Rate each of the following businesses as not cyclical, cyclical, or very cyclical.

(a) Home appliance producers and retailers
(b) Grocery stores
(c) Family practice medicine
(d) Plastic surgery

Answer 24

1. Home appliance producers and retailers: Durable good, very cyclical.
2. Grocery stores: Nondurable goods, moderately cyclical.
3. Family practice medicine: Service, not very cyclical.

4 Plastic surgery: Luxury, likely to be very cyclical.

Question 25

Which of the following companies do you think has the most cyclical production? Explain.

a. Walmart
b. Tesla
c. American Apparel (clothes)

Answer 25

Answer: Tesla, because it produces cars, which is a durable good

Answer 26

1) generally transform series in levels to ease comparability and reduce

numerical problems; variables that are rates or shares are usually not transformed.
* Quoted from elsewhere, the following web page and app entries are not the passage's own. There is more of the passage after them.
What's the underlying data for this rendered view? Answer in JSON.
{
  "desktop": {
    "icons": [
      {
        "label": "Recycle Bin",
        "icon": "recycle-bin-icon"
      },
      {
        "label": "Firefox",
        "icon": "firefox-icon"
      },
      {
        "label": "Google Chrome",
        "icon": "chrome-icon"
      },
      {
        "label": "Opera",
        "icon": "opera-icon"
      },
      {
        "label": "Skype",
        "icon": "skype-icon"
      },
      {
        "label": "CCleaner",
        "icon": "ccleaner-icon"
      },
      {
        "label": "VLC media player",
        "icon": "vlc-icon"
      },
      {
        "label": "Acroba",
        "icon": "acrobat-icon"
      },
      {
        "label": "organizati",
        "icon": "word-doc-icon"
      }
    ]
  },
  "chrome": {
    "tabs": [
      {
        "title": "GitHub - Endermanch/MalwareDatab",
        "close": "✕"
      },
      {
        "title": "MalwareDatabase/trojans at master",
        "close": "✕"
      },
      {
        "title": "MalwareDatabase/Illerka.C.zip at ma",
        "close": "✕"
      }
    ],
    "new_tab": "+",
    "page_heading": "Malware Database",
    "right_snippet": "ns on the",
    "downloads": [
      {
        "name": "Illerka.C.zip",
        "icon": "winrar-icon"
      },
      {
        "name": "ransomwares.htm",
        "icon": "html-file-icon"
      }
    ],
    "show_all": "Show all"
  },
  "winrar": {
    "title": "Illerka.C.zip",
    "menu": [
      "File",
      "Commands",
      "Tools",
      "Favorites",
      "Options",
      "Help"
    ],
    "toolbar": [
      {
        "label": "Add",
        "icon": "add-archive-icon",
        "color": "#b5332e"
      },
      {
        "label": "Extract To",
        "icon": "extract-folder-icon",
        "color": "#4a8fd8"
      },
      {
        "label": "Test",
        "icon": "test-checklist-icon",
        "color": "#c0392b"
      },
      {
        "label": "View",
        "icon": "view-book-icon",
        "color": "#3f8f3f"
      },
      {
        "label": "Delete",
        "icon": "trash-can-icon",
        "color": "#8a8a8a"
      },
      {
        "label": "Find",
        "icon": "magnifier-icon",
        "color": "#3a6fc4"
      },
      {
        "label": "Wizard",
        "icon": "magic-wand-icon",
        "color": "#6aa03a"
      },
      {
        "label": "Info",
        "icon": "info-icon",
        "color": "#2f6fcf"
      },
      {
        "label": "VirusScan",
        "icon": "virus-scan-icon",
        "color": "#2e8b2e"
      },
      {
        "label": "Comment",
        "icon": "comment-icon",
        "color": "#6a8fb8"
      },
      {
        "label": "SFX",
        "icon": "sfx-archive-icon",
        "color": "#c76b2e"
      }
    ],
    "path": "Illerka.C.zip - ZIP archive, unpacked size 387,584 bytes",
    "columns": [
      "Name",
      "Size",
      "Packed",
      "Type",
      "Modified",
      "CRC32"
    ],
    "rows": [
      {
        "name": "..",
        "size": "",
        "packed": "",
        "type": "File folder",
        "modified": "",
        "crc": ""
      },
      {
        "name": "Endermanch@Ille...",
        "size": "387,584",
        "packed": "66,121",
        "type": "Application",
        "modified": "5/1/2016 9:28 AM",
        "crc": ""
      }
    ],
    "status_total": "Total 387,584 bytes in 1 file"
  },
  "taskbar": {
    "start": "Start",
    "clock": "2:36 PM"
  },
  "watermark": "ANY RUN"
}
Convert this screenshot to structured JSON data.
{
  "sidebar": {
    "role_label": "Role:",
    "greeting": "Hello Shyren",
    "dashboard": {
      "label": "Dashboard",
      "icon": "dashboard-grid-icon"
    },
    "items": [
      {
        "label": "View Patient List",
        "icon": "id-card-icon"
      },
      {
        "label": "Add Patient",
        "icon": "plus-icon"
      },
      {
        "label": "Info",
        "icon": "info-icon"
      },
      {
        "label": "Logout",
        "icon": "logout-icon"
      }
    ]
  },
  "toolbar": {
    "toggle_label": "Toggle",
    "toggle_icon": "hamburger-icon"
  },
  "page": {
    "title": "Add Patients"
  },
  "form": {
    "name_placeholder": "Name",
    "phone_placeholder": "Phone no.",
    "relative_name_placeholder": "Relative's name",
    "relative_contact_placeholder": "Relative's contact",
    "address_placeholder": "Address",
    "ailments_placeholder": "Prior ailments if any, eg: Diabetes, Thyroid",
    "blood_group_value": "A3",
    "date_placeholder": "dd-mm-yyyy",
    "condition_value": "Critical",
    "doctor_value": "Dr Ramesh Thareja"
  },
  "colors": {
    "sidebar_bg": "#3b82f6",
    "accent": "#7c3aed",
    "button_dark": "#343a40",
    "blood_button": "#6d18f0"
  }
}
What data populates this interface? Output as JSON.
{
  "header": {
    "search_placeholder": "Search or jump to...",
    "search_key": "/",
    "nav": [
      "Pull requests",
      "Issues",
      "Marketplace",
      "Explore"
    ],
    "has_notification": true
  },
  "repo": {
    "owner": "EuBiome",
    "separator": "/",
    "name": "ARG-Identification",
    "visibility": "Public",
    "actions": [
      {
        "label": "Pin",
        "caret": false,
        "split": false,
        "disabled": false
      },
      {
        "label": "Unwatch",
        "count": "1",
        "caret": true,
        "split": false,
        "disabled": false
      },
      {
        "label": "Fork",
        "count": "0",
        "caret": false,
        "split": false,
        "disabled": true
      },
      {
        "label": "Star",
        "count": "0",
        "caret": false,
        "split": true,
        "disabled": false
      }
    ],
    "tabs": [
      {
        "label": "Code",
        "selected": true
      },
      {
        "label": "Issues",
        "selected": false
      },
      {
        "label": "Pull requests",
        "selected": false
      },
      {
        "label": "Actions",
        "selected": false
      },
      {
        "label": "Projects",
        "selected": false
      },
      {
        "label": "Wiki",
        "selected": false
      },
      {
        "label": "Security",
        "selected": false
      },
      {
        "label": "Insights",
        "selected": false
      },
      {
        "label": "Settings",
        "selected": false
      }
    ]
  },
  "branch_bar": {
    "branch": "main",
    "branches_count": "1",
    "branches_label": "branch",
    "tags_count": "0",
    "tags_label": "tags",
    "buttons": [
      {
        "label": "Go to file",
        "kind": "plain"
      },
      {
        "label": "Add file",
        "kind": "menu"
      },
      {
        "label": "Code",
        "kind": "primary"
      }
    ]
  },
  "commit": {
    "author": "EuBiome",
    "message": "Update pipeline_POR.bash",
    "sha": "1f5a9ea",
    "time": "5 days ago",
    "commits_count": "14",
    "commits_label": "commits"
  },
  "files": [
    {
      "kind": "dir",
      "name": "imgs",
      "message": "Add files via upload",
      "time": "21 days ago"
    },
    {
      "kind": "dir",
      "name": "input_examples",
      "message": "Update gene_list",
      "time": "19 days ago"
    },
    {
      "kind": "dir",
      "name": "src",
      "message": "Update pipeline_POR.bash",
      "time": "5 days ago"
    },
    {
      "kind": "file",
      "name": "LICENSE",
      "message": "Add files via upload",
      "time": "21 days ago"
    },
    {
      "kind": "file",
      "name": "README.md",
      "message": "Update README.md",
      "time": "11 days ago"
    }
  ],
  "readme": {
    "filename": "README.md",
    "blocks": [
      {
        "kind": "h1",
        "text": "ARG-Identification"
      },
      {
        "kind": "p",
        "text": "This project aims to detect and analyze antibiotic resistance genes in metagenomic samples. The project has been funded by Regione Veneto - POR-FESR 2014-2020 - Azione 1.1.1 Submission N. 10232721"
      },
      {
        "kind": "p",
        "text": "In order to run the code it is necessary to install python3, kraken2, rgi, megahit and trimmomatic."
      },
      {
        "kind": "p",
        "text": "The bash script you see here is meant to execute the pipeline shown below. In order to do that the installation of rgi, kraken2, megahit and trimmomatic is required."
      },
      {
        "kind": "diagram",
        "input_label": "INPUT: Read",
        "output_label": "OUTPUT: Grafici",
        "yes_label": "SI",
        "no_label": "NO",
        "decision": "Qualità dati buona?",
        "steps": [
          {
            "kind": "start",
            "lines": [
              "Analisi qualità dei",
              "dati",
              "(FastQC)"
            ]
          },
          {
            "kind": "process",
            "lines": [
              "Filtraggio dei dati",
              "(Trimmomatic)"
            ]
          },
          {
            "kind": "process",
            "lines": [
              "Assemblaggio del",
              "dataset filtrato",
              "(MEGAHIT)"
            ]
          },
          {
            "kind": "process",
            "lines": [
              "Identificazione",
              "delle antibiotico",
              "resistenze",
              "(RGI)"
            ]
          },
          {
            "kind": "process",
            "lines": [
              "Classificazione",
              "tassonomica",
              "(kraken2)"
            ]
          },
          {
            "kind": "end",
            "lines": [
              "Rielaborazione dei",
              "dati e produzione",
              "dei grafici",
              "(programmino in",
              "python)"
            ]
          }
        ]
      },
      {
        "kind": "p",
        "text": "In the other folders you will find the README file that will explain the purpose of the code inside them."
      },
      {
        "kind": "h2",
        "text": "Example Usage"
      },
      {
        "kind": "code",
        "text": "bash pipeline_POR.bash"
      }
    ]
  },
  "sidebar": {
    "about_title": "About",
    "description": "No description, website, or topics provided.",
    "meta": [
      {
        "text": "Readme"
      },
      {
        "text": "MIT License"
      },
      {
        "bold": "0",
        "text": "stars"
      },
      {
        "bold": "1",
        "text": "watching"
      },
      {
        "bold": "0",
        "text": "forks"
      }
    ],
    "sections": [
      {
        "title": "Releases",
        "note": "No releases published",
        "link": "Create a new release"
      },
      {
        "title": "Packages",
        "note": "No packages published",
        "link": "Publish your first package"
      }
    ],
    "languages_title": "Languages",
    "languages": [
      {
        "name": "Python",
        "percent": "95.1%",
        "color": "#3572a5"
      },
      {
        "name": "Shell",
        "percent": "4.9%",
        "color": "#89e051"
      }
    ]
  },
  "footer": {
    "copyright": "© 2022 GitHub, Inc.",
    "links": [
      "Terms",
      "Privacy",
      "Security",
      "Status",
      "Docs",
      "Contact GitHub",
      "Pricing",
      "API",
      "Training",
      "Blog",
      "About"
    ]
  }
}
(2) taking natural logs transforms multiplicative/exponential relations to log-linear.
(3) changes in logged variables are approx. growth rate of variables. (4) partial

derivative d ln(y) / d ln(x) can be interpreted as elasticity (see tricks with natural logs).

Question 27

Explain the differences between endogenous and exogenous variables.

In the RBC model, which variable is exogenous?

Answer 27

Endogenous variables are determined outside the model (chosen

by nature). Endogenous variables are determined by the participants of the model.

The only exogenous variable in simple RBC is z. Given by technology shocks in the economy.

Question 28

Consider a model economy populated by a representative household with preferences u(c, l) = c + λ ln(l); so that MRS(c, l) = λ/l. There is also a representative firm with technology y = zn^1/2 ; so that MPL(n, z) = (1/2)zn^−1/2 .

Solve for the competitive equilibrium allocation and real wage rate as a function of z and other parameters. How does this economy respond to exogenous changes in z?

• > Most important is n-supply = n-demand
• > Also find y supply and y demand (c demand)

Answer 28

y-demand = w-lambda+profits (substitute l demand = lambda/w into c constraint)

y-supply = (z²/2w) (plug labour demand function into production function)

For reference, see Adalfatto pages 60 and 61.